O sucesso conquistado na vacinação também pode ter atrapalhado indiretamente os números atuais. "As pessoas deixam de se preocupar com a doença porque ela não existe mais ou não aparece com frequência, então a busca pela vacina acaba sendo menor, mas o sarampo é um exemplo. Tivemos a erradicação dele no nosso país e, por conta das baixas coberturas vacinais, pelas pessoas suscetíveis, houve a reintrodução do vírus. Isso mostra mais uma vez o quão importante é manter a cobertura vacinal homogênea, não adianta todo mundo no município estar vacinado e a cidade vizinha não. As pessoas circulam e isso reintroduz o vírus".
Volta dos casos
Em Campinas, de acordo com Chaúla, a situação do sarampo está totalmente controlada depois de casos aparecerem há alguns anos, porém, para o membro do Departamento Científico de Imunizações da Sociedade Brasileira de Pediatria (SBP) e professor titular de Pediatria da Universidade Federal de Sergipe (UFS), Ricardo Queiroz Gurgel, há uma chance concreta de que essas doenças reapareçam com força no Brasil.
"O sarampo já é uma realidade, no ano passado foram cerca de 8 mil casos no Brasil. É o único país da América Latina com transmissão sustentada. Mesmo um percentual de cobertura vacinal em 80% causa preocupação porque as baixas coberturas ficam em grupos populacionais que não se vacinam, então se o vírus do sarampo contamina as pessoas ele se alastra e aí temos um surto. Diferente de quando há uma boa cobertura vacinal. Se uma pessoa pegar, ela não transmite para outra, pois quem está ao redor já está vacinado."

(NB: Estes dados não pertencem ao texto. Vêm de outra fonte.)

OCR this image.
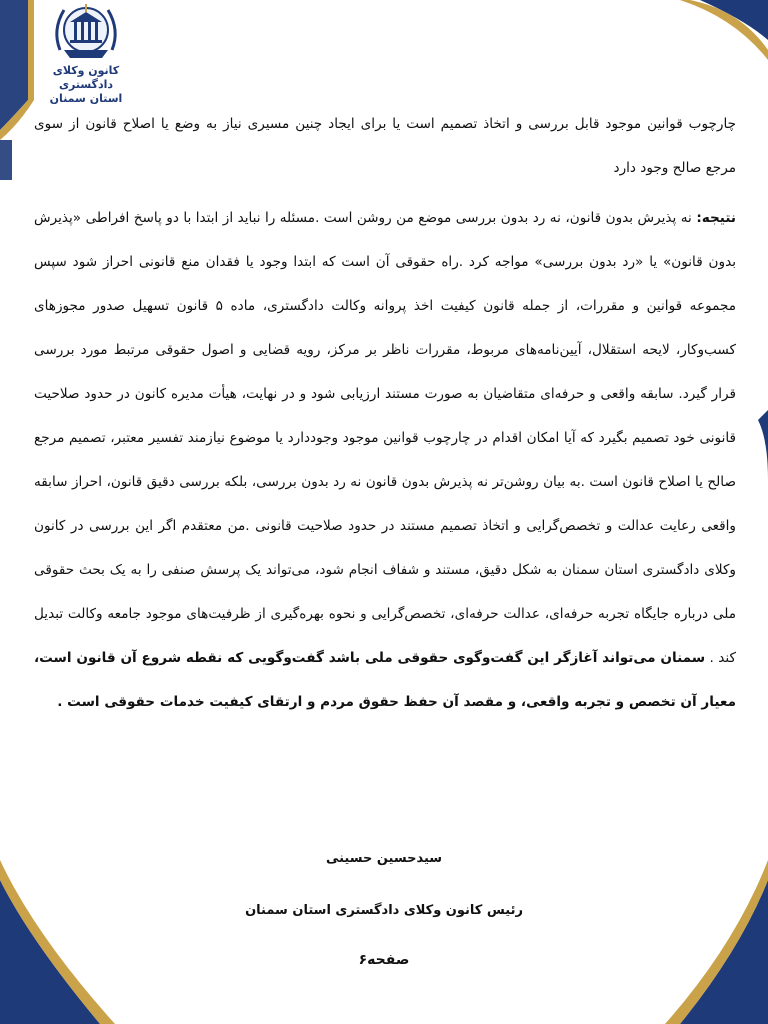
کانون وکلای دادگستری
استان سمنان

چارچوب قوانین موجود قابل بررسی و اتخاذ تصمیم است یا برای ایجاد چنین مسیری نیاز به وضع یا اصلاح قانون از سوی مرجع صالح وجود دارد

نتیجه: نه پذیرش بدون قانون، نه رد بدون بررسی موضع من روشن است .مسئله را نباید از ابتدا با دو پاسخ افراطی «پذیرش بدون قانون» یا «رد بدون بررسی» مواجه کرد .راه حقوقی آن است که ابتدا وجود یا فقدان منع قانونی احراز شود سپس مجموعه قوانین و مقررات، از جمله قانون کیفیت اخذ پروانه وکالت دادگستری، ماده ۵ قانون تسهیل صدور مجوزهای کسب‌وکار، لایحه استقلال، آیین‌نامه‌های مربوط، مقررات ناظر بر مرکز، رویه قضایی و اصول حقوقی مرتبط مورد بررسی قرار گیرد. سابقه واقعی و حرفه‌ای متقاضیان به صورت مستند ارزیابی شود و در نهایت، هیأت مدیره کانون در حدود صلاحیت قانونی خود تصمیم بگیرد که آیا امکان اقدام در چارچوب قوانین موجود وجوددارد یا موضوع نیازمند تفسیر معتبر، تصمیم مرجع صالح یا اصلاح قانون است .به بیان روشن‌تر نه پذیرش بدون قانون نه رد بدون بررسی، بلکه بررسی دقیق قانون، احراز سابقه واقعی رعایت عدالت و تخصص‌گرایی و اتخاذ تصمیم مستند در حدود صلاحیت قانونی .من معتقدم اگر این بررسی در کانون وکلای دادگستری استان سمنان به شکل دقیق، مستند و شفاف انجام شود، می‌تواند یک پرسش صنفی را به یک بحث حقوقی ملی درباره جایگاه تجربه حرفه‌ای، عدالت حرفه‌ای، تخصص‌گرایی و نحوه بهره‌گیری از ظرفیت‌های موجود جامعه وکالت تبدیل کند . سمنان می‌تواند آغازگر این گفت‌وگوی حقوقی ملی باشد گفت‌وگویی که نقطه شروع آن قانون است، معیار آن تخصص و تجربه واقعی، و مقصد آن حفظ حقوق مردم و ارتقای کیفیت خدمات حقوقی است .

سیدحسین حسینی
رئیس کانون وکلای دادگستری استان سمنان
صفحه۶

Chaúla Vizelli explicou a diferença de erradicação e controle das doenças. "Quando a situação está controlada, o vírus ainda circula, mas com poucos casos e os surtos são contidos. Erradicação é quando não existe mais a doença, quando não há circulação no país por um determinado período de tempo. No mundo, temos a questão da poliomelite, que em países que já tinham erradicado a doença estão tendo alguns casos."

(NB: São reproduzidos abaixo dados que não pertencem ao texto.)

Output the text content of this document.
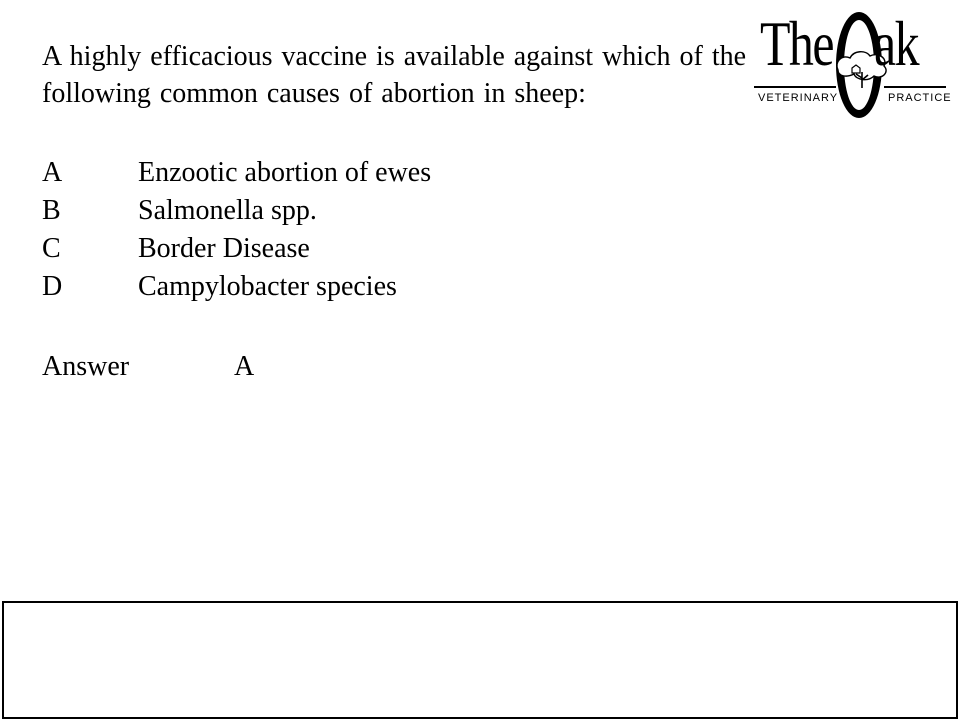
A highly efficacious vaccine is available against which of the
following common causes of abortion in sheep:

A	Enzootic abortion of ewes
B	Salmonella spp.
C	Border Disease
D	Campylobacter species
Answer	A
The ak
VETERINARY	PRACTICE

Para Ricardo Queiroz Gurgel, a chance de reaparição da doença no Brasil é concreta. "Israel teve, na semana passada, sete casos de pólio. É um absurdo, porque há mais de 30 anos que países como Israel e Brasil não tinham casos. Apenas dois países tinham casos do vírus selvagem: Afeganistão e Paquistão, mas agora está aparecendo em outros lugares por causa da baixa cobertura. Seria uma tragédia voltar a ter poliomelite no Brasil, e essa possibilidade não está afastada. Hoje a transmissão de um local para o outro é mais fácil."
De acordo com a Organização Pan-Americana de Saúde (OPAS), o Brasil recebeu o certificado de eliminação da pólio em 1994. No entanto, até que a doença seja erradicada no mundo (como ocorreu com a varíola), existe o risco de um país ou continente ter casos importados e o vírus voltar a circular em seu território.
Importância da vacinação
Com a cobertura das vacinas abaixo bem abaixo do desejado, e em alguns casos, nacionalmente, com queda de 30% em poucos anos, a articuladora do Programa Municipal de Imunização destacou que não há uma mais importante que a outra, que para a saúde pública todas são importantes. "Reforço que todas as vacinas são fundamentais. Gostaríamos que todas essas tivessem uma cobertura vacinal acima de 95%. A vacinação é uma medida efetiva para ajudar no controle dessas doenças. Precisamos que os pais levem as crianças em qualquer Centro de Saúde. Todos têm equipes treinadas e capacitadas."